S'il est incontestable que Hans Hirtz fut actif a Strasbourg,
il est en revanche plus hypothétique de lui prêter l'identité
du maître de la passion de Karlsruhe qui devait posséder une documentation impressionnante sur les armes d'hast si l'on en juge par deux oeuvres que l'on peut découvrir :
 
http://www.zum.de/Faecher/G/BW/Landeskunde/rhein/geschichte/spaetma/kh/strasbuoberrh1e.htm
et
http://www.uni-leipzig.de/ru/bilder/passion2/hirtz03.jpg
 
   >- Nicolas Gerhaert de Leyde (inscrit en 1464, est resté 4 ans à
   >  Strasbourg seulement) : c'est néanmoins là qu'il réalisa ses plus
   >  belles sculptures,  transformant même le style local selon certains
   >  historiens de l'art.
   >- Pierre d'Andlau : auteur de nombreux vitraux visibles à Nancy
   >  (pays de langue étrangère pour l'époque donc...), Salzbourg,
   >  Innsbrück, Nuremberg ...
   >  ...Les orfèvres ne furent pas en reste et Philippe Dollinger
   >  cite le magnifique reliquaire de Hallwyl (CH) réalisé par un
   >strasbourgeois de l'Echasse.
 
Ce objet fait partie du trésor de la cathédrale de Bâle.
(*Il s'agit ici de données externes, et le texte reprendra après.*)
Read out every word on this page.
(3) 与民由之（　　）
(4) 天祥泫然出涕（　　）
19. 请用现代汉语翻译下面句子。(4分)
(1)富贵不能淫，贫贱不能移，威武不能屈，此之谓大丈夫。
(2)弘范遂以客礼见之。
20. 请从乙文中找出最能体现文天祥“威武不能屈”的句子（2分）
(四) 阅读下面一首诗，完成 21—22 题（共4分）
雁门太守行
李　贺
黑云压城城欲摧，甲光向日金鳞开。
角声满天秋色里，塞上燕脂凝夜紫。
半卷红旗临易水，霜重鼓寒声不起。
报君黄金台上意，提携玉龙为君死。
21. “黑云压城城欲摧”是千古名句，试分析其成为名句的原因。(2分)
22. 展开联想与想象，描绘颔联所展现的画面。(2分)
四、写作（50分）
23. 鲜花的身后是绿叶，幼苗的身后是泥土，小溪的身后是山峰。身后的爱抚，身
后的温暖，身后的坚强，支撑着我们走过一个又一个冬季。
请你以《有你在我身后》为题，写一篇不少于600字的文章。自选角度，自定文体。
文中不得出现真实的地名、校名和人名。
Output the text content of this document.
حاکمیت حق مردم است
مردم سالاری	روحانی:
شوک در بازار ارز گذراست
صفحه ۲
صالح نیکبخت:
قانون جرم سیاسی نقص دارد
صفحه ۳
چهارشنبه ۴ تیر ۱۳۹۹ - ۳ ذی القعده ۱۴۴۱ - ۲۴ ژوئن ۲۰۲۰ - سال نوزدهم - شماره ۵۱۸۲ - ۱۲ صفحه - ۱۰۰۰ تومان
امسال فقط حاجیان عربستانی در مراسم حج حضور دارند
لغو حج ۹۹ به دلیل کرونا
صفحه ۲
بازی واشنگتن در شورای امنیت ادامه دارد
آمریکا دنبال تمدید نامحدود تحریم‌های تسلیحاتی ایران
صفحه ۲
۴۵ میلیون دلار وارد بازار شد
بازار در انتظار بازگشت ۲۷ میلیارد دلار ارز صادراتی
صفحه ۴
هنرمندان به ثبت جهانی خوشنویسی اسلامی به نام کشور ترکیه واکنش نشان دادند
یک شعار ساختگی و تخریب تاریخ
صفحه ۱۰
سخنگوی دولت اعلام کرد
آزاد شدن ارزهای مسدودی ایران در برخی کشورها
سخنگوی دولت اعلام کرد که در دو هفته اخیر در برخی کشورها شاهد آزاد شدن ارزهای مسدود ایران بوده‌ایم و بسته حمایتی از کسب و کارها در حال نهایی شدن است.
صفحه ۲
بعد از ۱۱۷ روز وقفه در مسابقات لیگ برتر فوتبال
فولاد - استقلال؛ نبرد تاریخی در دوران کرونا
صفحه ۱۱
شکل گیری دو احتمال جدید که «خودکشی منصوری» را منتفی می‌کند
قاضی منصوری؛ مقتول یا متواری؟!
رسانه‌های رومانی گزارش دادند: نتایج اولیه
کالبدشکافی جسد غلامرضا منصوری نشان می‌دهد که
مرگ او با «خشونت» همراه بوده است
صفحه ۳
Un poinçon de la Zunft est visible sur la base. Le précité Nicolas de Leyde pourrait être l'auteur du groupe sculpté.
 
On peut obtenir un agrandissement de l'image en cliquant sur celle qui se trouve :
http://www.metmuseum.org/special/basel_cathedral/5.r.htm
 
Pour lire un complément relatif à la provenance du reliquaire :
http://www.historischesmuseumbasel.ch/muensterschatz2001/schatz.php?pos1=b&pos2=i
 
Lorsque je faisais des recherches sur les représentation de
Sainte Catherine d'Alexandrie au XVe  j'avais déjà croisé Pierre Hemmel d'Andlau.
J'ignorais qu'il avait fait partie de l'Echasse.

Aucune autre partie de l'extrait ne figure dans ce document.